Apple’s push for privacy is an important milestone for web privacy advocates, and it puts Safari officially two whole years ahead of Google’s own browser – Chrome.
Unsurprisingly, Google itself has a lot more to lose from this move towards total online privacy than Apple, as so much of its earnings depend on the deployment of third-party cookies and advertising through DoubleClick, Google Ads and the Google Display Network.
Despite this clear and present danger to Google’s bank account, Google said back in January 2020 that it would begin the process of phasing out third-party cookies and expected third-party cookies to be fully blocked by 2022.
So is Google biding its time, working out what their next move is?
We’ve already seen some interesting cookie workarounds coming from the tech giant in the past month, with its recently announced “Consent Mode” being far less reliant on the deployment of cookies for tracking.
Watch this space.
Has Full Third-Party Cookie Blocking Affected Digital Marketing?
With 93.1% of iPhone users opting for Apple’s Safari, and 37.9% of Mac users browsing the web on Safari, ITP can potentially account for a lot of lost traffic to your website. Neither Apple nor Google has made any official statement about how ITP impacts Google Analytics, there is some evidence of the implications of blocking third-party cookies.
Reviewing Safari traffic of our longest standing clients, we can draw an interesting conclusions to the impact of Apple’s push for privacy:
The primary impact Mackerel has identified is a clear jump in “New” Safari users visiting the site from April 2020 when ITP 2.0 was introduced:
We can see clear increases in “New Visitor” from Safari & iOS devices during May & October 2020. This strongly suggests that Apple’s updates to ITP (introduced one month before both the May & October spikes) have cleared the Google Analytics cookies stored on a users browser which would have previously identified the user as “returning” to the site. While a simple test, this information does allow us to understand that Apple’s ITP third-party cookie blocking does have an impact on the data we are seeing. More concerningly, this “refreshing” of a users data can impact any A/B tests advertisers are running – with a real potential that a single user could be placed into multiple experimental groups.
The impact of this discovery is that data for Safari devices may not be as accurate as pre-ITP times. However, as with all data interpretation, digital marketers need to be aware of the bigger picture – how are the trends on other devices shifting, and what can we learn from the data that IS available to us?
In addition to this, other digital marketing authorities eCPMs on Safari inventory are around 30% lower than Chrome due to identifying data on Safari audiences being stripped out – although this has not been verified by Mackerel Media.
Are There Any Benefits to the Introduction of ITP?

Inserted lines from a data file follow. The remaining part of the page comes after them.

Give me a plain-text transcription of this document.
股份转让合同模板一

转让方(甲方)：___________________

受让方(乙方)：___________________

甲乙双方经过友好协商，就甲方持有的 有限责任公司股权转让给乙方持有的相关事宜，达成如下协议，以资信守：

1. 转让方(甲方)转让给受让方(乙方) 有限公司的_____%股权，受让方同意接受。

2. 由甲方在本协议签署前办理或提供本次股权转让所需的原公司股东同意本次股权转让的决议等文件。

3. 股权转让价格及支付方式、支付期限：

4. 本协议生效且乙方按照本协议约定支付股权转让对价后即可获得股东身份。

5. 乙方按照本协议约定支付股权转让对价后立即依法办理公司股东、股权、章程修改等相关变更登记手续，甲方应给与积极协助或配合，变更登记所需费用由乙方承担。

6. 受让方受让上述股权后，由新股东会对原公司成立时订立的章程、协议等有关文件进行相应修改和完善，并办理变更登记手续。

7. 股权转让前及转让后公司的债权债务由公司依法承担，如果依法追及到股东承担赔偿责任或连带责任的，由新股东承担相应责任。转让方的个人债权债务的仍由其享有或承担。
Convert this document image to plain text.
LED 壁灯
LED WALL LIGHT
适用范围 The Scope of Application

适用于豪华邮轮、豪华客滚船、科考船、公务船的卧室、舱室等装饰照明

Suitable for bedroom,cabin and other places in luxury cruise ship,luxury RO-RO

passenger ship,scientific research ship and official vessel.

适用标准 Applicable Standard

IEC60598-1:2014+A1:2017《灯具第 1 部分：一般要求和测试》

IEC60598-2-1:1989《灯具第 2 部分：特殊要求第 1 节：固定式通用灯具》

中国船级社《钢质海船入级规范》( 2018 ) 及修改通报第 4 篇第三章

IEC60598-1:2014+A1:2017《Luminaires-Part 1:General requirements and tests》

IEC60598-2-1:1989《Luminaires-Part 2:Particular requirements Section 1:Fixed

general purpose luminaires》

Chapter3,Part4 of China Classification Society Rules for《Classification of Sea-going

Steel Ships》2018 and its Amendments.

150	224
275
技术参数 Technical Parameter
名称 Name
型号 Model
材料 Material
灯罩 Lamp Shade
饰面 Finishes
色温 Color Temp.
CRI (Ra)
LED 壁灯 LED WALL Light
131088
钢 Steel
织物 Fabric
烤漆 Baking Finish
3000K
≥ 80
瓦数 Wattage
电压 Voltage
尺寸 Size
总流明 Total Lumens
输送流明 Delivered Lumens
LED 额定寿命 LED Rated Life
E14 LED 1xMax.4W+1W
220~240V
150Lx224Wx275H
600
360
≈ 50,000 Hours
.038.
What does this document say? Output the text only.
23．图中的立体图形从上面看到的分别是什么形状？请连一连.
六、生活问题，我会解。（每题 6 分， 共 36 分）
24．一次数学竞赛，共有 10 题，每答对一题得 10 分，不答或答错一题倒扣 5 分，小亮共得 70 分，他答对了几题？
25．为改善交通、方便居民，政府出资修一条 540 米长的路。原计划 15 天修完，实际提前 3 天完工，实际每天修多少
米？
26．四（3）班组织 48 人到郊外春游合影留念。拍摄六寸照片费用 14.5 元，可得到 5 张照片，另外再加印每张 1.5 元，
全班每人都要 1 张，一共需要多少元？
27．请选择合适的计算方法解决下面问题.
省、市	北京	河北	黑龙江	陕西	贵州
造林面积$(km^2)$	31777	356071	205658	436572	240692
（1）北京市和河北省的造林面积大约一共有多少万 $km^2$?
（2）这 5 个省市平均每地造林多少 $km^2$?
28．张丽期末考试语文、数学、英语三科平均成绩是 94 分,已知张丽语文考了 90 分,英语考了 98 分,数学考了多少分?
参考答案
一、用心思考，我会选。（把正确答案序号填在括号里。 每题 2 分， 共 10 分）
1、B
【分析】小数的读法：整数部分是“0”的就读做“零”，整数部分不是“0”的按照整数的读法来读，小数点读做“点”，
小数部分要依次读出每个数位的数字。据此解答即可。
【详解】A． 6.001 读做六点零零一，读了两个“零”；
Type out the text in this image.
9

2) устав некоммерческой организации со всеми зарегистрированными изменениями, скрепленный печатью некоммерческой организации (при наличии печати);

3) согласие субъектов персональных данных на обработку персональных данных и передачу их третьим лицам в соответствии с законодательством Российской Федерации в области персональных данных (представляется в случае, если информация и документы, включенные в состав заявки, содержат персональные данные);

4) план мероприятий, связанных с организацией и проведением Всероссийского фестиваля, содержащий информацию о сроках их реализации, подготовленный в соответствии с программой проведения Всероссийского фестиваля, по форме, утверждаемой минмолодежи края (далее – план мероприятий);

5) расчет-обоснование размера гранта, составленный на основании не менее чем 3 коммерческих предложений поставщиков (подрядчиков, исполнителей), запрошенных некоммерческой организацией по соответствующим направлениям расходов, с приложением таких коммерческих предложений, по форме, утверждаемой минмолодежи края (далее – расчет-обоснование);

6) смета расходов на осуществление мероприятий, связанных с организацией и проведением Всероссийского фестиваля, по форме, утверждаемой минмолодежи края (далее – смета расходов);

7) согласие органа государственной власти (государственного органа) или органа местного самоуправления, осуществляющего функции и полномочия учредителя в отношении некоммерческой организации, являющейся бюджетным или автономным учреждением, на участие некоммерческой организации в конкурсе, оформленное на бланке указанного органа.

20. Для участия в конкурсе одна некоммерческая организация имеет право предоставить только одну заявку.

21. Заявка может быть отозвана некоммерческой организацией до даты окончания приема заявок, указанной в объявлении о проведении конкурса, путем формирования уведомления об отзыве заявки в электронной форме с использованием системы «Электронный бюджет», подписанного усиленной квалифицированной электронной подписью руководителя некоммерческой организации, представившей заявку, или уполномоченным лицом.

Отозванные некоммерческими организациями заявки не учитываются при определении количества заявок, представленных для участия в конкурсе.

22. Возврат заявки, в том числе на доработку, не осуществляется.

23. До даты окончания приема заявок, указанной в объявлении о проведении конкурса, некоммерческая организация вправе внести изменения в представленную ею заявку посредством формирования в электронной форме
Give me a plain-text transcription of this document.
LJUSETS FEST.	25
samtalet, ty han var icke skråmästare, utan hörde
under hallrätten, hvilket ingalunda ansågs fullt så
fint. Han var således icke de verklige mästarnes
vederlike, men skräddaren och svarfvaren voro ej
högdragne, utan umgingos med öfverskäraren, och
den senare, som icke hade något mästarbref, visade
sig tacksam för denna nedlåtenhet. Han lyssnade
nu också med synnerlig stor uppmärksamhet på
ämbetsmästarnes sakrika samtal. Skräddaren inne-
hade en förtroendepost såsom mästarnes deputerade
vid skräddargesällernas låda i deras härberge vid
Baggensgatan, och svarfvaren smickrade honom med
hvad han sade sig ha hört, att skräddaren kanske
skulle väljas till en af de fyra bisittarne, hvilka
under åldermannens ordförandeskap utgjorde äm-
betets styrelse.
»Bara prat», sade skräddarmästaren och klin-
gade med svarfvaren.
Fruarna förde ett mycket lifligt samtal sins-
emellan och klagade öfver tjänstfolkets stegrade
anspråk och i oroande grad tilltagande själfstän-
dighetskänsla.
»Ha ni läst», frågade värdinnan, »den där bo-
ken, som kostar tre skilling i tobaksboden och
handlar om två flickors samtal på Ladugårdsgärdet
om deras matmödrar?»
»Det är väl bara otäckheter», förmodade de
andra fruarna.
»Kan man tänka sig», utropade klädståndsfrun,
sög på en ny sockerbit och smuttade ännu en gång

Since the rollout of ITP 1.0 Apple has faced a fierce backlash from the digital ad industry – which also relies heavily on tracking cookies to advertise. There’s no doubt that Apples’ push for user privacy on Safari has led to significant losses in advertising opportunities since it’s launch.
However, the most recent versions of ITP might actually be beneficial to digital advertisers by forcing marketers and agencies alike to focus on information that can be learned from first-party cookies only.
Knowing what a user is most interested in on your website, where critical drop-off points occur and how buyers interacted with your business as a whole can lead to a more meaningful sales experience than a procedurally generated advert for a product 6 months after a user visited your site.
By focusing on how best to optimise your wider digital marketing strategy and on-site user experience, you could argue that Safari’s ITP updates are actually beneficial to your businesses online presence.
And let’s not forget – Google isn’t going to take Apple eating into its bottom line lying down.